In June, the theatre doors closed, shutters and fences were erected and the Eastgate team relocated to the former Tourist Information Centre on the High Street for the summer. There, new partnerships were formed with Live Borders, Scottish Borders Council and the Citizens Advice Bureau, as well as many passing visitors looking for points of interest in Peebles and the Borders.

Though co-ordinated by the Eastgate, Creative Peebles Festival is not dependent on the theatre as a venue and so the 2019 festival spread its wings to venues from the Macfarlane Hall and Peebles Hydro to Traquair House and Cademuir Hill. A huge scratch choir learned and performed Mozart’s Requiem in a single day, while an intimate performance by Horse McDonald in the Laigh Hall of Neidpath Castle sold out.

The scheduled re-opening of the theatre on Sunday 8 September was a dream too far as the ambitious project hit a few unexpected problems but, four days later, the doors opened for Tweed Theatre’s production of Dirty Dusting. Despite continuing snagging issues, the theatre has remained operational since then.

Three of the Eastgate’s directors have played a key role in steering the project through to its conclusion: Ian Jenkins (chair of the Eastgate Board from spring until autumn 2019), Ron Inglis (who took over the chair in November) and Estella Abraham.

The four-month Autumn season was so extensive that the brochure listing had to be expanded. It featured a screening of Sir Billy Connolly’s final touring performance in Australia, Wilderland, the first festival of films celebrating the wonders of the natural world, and annual offerings from Tweed Theatre, Downright Homespun Radio Company, many local musicians, plus the inimitable Aly Bain and Phil Cunningham.

As all of this was going ahead, the drive to improve the Eastgate continued. Applications to extend the outreach programme realised a £5,000 investment from Awards for All, as well as support from Peeblesshire Community Trust, while a successful application to SBC Localities Bid fund secured almost £4,000 to install a state-of-the-art Dolby Fidelio hearing loop system – now being tested for both the auditorium and the Anne Younger Studio.

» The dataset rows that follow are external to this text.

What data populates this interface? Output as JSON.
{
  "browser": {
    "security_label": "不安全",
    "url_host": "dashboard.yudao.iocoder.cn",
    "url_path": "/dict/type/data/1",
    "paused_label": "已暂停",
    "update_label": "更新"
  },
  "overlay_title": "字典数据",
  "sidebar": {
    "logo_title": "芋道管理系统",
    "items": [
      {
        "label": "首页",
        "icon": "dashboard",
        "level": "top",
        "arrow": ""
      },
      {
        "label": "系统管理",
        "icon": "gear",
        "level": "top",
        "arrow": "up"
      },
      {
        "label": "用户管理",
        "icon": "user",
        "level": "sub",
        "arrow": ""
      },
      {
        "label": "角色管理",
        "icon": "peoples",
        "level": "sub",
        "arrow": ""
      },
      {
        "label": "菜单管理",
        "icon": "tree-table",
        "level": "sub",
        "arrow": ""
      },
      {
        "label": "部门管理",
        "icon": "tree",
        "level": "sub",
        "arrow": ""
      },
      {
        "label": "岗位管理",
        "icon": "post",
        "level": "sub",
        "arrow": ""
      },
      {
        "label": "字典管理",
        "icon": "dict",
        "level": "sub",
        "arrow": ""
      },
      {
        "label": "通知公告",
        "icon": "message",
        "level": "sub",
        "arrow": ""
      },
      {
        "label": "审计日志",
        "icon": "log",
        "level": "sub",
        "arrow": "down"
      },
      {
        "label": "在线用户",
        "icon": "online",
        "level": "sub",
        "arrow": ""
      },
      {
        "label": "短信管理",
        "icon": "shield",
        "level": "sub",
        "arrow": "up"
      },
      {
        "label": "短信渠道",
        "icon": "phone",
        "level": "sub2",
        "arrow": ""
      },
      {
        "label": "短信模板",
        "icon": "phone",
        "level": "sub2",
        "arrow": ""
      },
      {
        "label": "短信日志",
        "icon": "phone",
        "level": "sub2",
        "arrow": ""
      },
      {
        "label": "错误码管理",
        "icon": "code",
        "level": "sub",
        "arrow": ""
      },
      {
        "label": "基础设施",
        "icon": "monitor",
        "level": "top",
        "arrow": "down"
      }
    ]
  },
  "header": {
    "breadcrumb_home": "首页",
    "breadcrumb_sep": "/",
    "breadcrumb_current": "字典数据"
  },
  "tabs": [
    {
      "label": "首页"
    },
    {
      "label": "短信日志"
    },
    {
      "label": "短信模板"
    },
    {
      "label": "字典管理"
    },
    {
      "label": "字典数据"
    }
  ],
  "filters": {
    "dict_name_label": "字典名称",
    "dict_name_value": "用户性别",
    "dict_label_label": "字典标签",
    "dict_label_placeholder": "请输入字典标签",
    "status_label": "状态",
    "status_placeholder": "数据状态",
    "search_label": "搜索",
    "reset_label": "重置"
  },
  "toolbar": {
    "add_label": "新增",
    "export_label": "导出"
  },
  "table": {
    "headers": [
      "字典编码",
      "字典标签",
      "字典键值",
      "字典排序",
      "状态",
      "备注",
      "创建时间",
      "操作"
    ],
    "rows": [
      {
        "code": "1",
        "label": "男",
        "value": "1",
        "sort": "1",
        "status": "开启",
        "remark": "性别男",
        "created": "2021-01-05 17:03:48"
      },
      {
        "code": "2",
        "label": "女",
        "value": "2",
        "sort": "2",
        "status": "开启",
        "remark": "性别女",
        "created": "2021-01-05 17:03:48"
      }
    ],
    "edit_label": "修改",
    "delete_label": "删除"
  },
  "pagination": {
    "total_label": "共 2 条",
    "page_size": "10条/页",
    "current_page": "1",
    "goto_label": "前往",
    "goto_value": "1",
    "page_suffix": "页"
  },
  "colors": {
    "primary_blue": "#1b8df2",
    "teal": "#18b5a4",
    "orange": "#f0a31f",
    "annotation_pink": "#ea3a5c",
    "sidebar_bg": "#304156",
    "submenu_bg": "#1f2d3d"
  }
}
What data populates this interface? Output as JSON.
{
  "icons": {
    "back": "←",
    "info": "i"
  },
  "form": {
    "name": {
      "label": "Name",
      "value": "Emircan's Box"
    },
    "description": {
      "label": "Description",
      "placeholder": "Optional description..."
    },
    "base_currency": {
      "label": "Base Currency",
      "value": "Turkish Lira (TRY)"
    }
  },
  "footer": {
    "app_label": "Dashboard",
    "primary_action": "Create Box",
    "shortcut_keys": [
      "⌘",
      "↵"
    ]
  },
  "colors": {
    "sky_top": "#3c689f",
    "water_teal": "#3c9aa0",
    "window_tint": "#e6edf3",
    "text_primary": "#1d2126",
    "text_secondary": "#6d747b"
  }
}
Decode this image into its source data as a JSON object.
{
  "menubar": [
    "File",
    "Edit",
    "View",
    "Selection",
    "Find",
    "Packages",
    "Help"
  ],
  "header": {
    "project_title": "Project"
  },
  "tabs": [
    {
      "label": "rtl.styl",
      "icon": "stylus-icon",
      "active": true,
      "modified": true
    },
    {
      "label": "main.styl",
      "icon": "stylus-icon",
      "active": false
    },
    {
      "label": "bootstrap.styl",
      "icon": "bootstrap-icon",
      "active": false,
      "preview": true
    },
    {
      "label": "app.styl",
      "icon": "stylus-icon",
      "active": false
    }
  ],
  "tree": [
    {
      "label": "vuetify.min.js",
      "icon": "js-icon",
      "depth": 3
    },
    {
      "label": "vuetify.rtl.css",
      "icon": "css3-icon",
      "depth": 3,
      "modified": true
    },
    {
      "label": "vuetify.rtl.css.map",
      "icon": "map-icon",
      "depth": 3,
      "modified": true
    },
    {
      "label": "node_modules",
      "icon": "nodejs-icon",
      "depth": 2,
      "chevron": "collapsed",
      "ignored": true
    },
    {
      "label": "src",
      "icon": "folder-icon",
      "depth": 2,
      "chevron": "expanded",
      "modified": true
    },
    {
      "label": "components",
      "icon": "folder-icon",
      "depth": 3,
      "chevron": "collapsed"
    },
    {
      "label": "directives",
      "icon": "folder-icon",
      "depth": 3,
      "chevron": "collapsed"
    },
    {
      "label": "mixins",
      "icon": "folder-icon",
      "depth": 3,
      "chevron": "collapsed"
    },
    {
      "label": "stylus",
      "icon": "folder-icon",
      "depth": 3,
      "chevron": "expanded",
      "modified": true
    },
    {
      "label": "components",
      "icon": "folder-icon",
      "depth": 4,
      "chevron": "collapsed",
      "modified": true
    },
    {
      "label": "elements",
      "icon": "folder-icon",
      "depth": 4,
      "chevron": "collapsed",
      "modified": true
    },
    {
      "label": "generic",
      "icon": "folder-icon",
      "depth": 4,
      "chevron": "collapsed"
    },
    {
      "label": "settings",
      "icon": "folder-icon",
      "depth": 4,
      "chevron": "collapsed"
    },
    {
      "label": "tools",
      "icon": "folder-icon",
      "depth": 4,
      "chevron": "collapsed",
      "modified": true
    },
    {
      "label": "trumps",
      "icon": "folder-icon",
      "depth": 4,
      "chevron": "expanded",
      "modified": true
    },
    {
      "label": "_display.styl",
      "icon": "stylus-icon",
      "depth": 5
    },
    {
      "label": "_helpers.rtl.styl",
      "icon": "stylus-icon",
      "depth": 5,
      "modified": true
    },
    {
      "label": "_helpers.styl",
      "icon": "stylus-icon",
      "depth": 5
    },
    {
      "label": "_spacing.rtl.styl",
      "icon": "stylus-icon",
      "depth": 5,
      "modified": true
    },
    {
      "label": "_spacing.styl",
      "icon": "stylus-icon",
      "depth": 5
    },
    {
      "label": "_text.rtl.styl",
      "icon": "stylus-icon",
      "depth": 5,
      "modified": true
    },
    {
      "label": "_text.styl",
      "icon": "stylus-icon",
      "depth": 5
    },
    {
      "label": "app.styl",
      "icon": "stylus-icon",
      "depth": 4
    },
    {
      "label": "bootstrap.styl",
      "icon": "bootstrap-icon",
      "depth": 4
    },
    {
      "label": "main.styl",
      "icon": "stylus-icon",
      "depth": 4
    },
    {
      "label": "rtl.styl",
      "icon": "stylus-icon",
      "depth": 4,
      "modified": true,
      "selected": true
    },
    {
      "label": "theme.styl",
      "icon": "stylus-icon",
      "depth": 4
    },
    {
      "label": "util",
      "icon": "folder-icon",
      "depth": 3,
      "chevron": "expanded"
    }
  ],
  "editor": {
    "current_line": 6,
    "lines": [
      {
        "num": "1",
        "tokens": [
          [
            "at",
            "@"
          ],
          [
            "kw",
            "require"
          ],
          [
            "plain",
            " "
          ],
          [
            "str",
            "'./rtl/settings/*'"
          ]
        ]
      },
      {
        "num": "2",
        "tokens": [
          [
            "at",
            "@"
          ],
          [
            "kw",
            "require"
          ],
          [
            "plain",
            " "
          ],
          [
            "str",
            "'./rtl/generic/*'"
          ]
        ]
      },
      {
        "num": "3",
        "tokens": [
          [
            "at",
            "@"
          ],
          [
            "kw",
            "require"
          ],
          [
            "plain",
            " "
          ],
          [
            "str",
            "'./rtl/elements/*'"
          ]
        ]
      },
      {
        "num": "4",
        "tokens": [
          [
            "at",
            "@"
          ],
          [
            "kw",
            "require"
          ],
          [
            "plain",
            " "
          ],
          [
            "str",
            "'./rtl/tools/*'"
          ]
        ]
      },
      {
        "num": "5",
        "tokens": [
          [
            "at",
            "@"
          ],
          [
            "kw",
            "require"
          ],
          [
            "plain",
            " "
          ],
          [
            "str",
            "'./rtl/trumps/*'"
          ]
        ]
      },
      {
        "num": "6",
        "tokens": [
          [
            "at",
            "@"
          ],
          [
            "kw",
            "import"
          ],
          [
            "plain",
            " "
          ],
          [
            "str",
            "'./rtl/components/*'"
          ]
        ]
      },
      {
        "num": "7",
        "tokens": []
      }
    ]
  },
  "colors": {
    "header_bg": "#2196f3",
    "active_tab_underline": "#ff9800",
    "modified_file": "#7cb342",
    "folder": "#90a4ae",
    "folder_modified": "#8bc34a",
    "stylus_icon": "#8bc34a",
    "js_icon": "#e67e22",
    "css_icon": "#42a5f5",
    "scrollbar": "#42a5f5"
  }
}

Most recently, an application to Screen Scotland has resulted in the award of £25,000 to replace the current film projection and sound system and transform the experience for audiences for the programme of Sunday cinema, plus screenings from the National Theatre, Royal Opera and Royal Ballet.

Stepping into 2020, the busiest arts venue in the Borders continues to aim high, providing audiences with the best possible experience from a programme that features the finest international artists, space for local artists and companies, plus opportunities for people to participate in a whole host of creative activities.